The scary thing for our opponents is that the lad has nowhere near peaked yet. Supporters everywhere will have held their breath as he left the field late on, nursing an apparent injury.
This was an immensely important win for the Reds, especially when you factor in Arsenal dropping points to Everton the night before. Failure to capitalise would have been a setback, especially in light of wins for Chelsea, City and Spurs.
It is also huge from a psychological perspective, coming less than a week from the Merseyside derby.
Liverpool have shown that they can whether a storm of criticism. Their manager has shown that, with the spotlight cranked up to the max, he can get the biggest decisions right. And the men who wear the shirt showed us all that they can put the setbacks behind them, learn from their mistakes and get right back on track.
There is, of course, one other important take-home from this result: the Reds were up against perhaps the stingiest defence they will face all season. This was not a bus, it was a great wall.

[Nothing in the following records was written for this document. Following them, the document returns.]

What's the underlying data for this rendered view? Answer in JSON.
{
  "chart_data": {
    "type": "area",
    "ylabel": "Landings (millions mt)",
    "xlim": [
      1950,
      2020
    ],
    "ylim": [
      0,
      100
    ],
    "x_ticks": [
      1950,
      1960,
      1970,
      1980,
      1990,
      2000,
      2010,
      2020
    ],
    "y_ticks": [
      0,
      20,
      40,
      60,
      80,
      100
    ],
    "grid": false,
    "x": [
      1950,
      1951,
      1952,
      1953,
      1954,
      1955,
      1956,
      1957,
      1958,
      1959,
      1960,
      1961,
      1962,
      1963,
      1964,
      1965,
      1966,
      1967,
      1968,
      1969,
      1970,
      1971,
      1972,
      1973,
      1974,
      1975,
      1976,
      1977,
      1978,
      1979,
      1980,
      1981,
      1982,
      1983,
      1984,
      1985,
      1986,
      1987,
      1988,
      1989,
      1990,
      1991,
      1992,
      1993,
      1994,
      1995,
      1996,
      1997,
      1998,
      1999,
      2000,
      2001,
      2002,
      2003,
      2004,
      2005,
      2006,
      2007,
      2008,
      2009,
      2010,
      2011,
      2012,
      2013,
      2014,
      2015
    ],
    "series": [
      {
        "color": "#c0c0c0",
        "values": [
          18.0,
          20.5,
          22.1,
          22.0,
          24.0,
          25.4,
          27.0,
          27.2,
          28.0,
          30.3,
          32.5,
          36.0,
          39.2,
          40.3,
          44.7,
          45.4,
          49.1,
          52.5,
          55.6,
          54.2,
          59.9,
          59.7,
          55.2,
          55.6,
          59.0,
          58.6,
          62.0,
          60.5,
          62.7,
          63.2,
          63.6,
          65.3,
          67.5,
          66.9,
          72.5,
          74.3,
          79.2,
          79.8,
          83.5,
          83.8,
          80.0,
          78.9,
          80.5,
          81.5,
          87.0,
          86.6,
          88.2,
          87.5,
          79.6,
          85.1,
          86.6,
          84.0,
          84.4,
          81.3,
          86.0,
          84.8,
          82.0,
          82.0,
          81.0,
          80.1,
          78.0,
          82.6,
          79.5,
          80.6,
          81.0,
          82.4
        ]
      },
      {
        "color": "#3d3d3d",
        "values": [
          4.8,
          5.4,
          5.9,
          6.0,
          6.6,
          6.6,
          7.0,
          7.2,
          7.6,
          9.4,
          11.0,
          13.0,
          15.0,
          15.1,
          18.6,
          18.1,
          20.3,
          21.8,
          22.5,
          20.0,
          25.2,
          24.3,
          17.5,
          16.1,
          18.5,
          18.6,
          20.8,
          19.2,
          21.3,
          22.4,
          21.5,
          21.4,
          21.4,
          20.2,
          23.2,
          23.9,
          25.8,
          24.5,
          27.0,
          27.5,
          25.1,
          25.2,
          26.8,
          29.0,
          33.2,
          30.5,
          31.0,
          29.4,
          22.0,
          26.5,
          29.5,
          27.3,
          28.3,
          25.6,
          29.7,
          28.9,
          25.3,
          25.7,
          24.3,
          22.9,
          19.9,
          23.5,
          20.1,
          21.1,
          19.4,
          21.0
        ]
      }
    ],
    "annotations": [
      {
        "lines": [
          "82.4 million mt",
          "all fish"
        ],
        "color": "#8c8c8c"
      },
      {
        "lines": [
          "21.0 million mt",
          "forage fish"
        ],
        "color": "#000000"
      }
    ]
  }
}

They had been frustrated in the first half, as the home defence held sway. Boro could even have been level, but for Mignolet. However, in the second half Liverpool blew Aitor Karanka’s side apart. They were simply breathtaking at times.
Liverpool are back in second place and they thoroughly deserve to be there. After the nightmare of Bournemouth and the frustration of West Ham, the supporters and the manager have rightly demanded a response. At Riverside they delivered, and some.